Now, that’s obviously highly improbable, but it’s not impossible. Keeping that sort of thing in mind, it’s apparent that nothing is impossible. Everything any human being has ever conceived throughout our existence and everything that we have not could all suddenly be true. I’m willing to bet that doctors and scientists around the world would argue with me and they would have an excellent point: there is no reason to believe that all of our knowledge is false simply because none of it is absolutely certain. I wouldn’t argue with them, either – the whole structure of our society and culture is built upon the notion that the world as we know it is inherently stable, and that point of view has worked for us so far.

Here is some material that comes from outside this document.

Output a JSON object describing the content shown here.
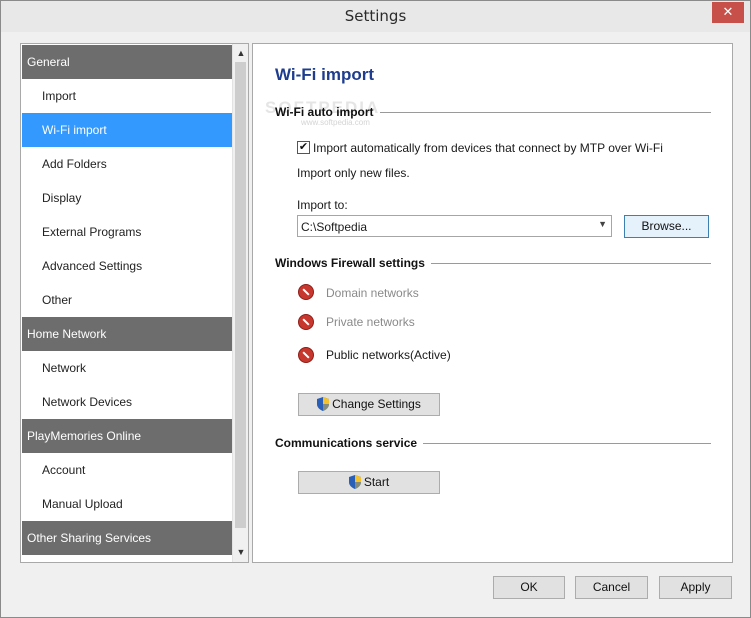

Nonetheless, the possibilities are staggering. We believe that the sky will not fall only because we’ve been recording its failure to do so for the last four thousand years or so. But of course, the point here is not to argue that we know absolutely nothing (because, for one, how could I know that to argue it?) but rather to describe just how confused we are at the chaos around us. Even if we don’t like to believe it or even to think about it, we as human beings understand very little about what is happening to and around us. We make assumptions and postulates, compose theories and hypotheses that attempt to describe what our meager five senses perceive, but we have never and very possibly will never have at our disposal all the answers we require. Even the people we know best remain mysteries at times, and if you think that’s bad, try to understand your own motivations sometime.

In lieu of certainty, then, we fall back on our intelligence, that function of our minds which allows us to accurately decipher our sensory input, and wisdom, which allows us to make the best use out of what knowledge we have. We make our best judgements and take our best guesses, hoping our choices are the right ones. We make stands where we believe we should even when we’re not absolutely sure that we’re right because that is what we must do to be ourselves. This is the worst part for me; I want to be absolutely certain when I make my decisions, and will not be satisfied with anything less.

This means, unfortunately, that I am never quite satisfied. I will never have all the information, and knowing that omniscience would probably be a terrible fate does not make it any easier. It is a difficult thing to accept that logic will only take me so far, and even if everything I think and believe is valid, it still might not be correct. Given all this, I will continue to make my little assumptions and take my little stands and perceive my narrow view of the world with as broad a palette as I can.

Of course, a little bit of ignorance isn’t always such a bad thing. Remember what it was like to be a child? If what replaced all our mysteries from that era was so disappointing, think of how much we might be let down when we find out what really lies at the edge of the universe.

It’s just not within us to stop looking, however, no matter how futile or how dangerous. Seeing what’s down the road, after all, is what gets us home safely – and that, if nothing else, is a good reason to keep squinting into the darkness.